Bufra · 18/12/2015 12:52

I put a big box of chocolate biscuits with a card from dd in the staff room earlier in December.

Iliveinalighthousewiththeghost · 18/12/2015 12:55

Ynbu but the thing to consider is and I'm not wanting to pressure you but will your children not feel left out if all their class mates are doleing out presents and they're not. Children will feel just as out of place being left out of giving as much a receiving.

pottingshed · 18/12/2015 12:58

I usually buy gifts for my DDs teachers but only as she goes to a special school and so their relationship is more individual and the work is more specialised. And class sizes are only 6 or less so they wouldn't end up with piles of chocolates. But this year they've not been so great and there have been lots of staffing changes so I haven't even bothered with cards.

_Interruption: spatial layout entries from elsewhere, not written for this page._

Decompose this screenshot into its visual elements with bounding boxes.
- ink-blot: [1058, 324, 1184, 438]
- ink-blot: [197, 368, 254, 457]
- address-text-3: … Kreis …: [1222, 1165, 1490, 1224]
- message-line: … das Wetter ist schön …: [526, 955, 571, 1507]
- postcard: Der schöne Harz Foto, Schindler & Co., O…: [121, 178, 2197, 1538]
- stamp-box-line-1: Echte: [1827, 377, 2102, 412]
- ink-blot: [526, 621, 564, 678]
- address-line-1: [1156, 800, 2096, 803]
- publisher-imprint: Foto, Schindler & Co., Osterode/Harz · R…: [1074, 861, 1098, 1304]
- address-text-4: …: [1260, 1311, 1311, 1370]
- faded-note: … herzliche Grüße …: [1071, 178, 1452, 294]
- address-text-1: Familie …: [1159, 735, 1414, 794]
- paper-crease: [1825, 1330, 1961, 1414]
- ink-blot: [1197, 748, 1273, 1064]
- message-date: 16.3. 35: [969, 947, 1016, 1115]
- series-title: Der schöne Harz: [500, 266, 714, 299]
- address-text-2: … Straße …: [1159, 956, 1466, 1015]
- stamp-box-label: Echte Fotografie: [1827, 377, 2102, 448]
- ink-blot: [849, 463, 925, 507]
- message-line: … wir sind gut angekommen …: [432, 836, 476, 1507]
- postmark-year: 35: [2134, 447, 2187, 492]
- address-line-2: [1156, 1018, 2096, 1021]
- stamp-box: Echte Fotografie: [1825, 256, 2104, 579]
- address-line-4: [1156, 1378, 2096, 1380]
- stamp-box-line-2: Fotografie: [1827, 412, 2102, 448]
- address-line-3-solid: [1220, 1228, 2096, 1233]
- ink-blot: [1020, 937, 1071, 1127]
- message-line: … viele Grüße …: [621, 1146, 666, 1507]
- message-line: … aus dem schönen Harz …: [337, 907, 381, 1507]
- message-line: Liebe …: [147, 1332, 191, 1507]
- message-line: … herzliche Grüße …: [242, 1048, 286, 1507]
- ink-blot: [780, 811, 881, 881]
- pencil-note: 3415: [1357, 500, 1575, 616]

DisappointedOne · 18/12/2015 13:23

Ynbu but the thing to consider is and I'm not wanting to pressure you but will your children not feel left out if all their class mates are doleing out presents and they're not.

I hate this attitude. Just because you do wants, doesn't mean I will just so DD doesn't feel left out. Just because you take yours to McDonalds and let them drink coke doesn't mean I will just so DD doesn't feel left out.Just because others buy gifts for the sake of it (and it's often just as much for kids and family as teachers and postmen) doesn't mean I will just so DD doesn't feel left out.

We focus on kindness during December. Kindness doesn't have to mean gifts.